Angiogenesis, Metabolism, and Apoptosis

• Angiogenesis, access to blood supply, is required for cancer growth and spread.
• Without angiogenesis, tumors are limited to a millimeter in diameter.
• Inactivation of tumor suppressor genes or increased expression of oncogenes leads to increased vascularization.
• The Warburg effect is the use of glycolysis by cancer cells even with adequate oxygen.
• The Warburg effect allows more efficient production of lipids, nucleosides, and amino acids.
• This effect can be induced by the upregulation of GLUT1, regulated by oncogenes and mutant tumor suppressors.
• Cancer cells can resist apoptotic cell death, which is normally a protective mechanism.
• Dysregulation of apoptosis pathways, often due to P53 loss, occurs in most cancers.
• Caspases, like Caspase 3, are intracellular enzymes activated by apoptosis pathways, cleaving DNA and causing cell death.

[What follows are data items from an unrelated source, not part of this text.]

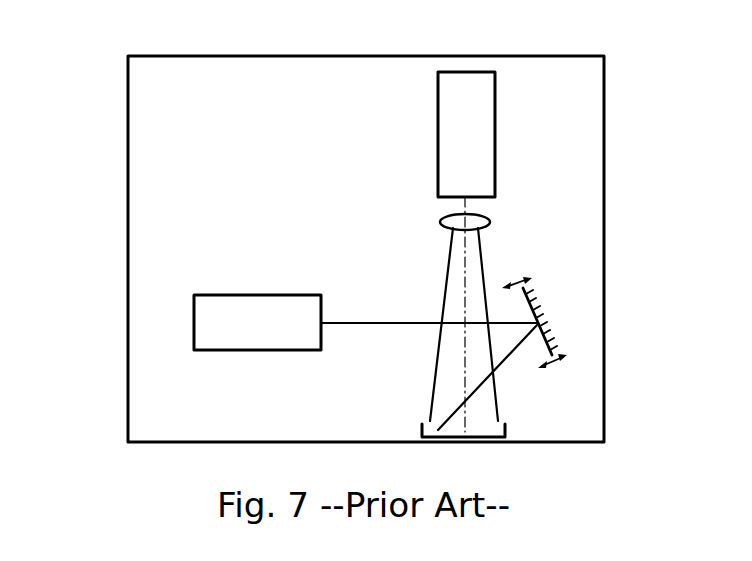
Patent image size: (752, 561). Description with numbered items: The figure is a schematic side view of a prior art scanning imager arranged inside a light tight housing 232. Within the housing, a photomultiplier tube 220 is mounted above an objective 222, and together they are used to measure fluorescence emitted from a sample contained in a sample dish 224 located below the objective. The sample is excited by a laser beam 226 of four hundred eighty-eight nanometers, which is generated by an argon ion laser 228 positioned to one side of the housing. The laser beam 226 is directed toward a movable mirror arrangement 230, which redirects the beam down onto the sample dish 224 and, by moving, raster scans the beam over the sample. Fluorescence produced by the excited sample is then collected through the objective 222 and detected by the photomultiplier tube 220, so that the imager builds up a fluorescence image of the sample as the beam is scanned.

The photomultiplier tube 220 is at (495, 129).
The objective 222 is at (490, 222).
The sample dish 224 is at (507, 431).
The laser beam 226 is at (503, 361).
The argon ion laser 228 is at (194, 323).
The movable mirror arrangement 230 is at (543, 316).
The light tight housing 232 is at (128, 123).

Inflammation, Immune Response, and Metastasis

• Chronic inflammation from various sources is a factor in cancer development.
• Ulcerative colitis increases colon cancer risk.
• Successful tumors can manipulate the acute inflammatory response.
• Tumor-associated macrophages (TAMs) promote tumor survival and block T-cytotoxic and NK cell functions.
• TAMs produce cytokines that benefit tumor growth, invasion, and oxygen supply.
• Immune Surveillance predicts that the immune response suppresses most malignancies.
• Cancer cells develop mechanisms to evade immune surveillance.
• Defective immune responses increase the risk for lymphoid cancers.
• Immunotherapy can be active, using immunization, or passive, injecting antibodies or lymphocytes.
• Metastasis is the defining characteristic of cancer and the major cause of cancer death.
• Cancer that has not metastasized can often be cured.
• Paraneoplastic syndromes are triggered by cancer, but not by local tumor effects, and can be early symptoms.
• Cachexia is a multi-organ syndrome with decreased energy intake and increased expenditure.
• Muscle wasting and loss of white adipose tissue result from increased lipolysis and decreased lipogenesis.
• Early satiety and a feeling of fullness are common in cancer patients.
• Tumor Markers are substances produced by benign and malignant cells, found in blood, spinal fluid, or urine.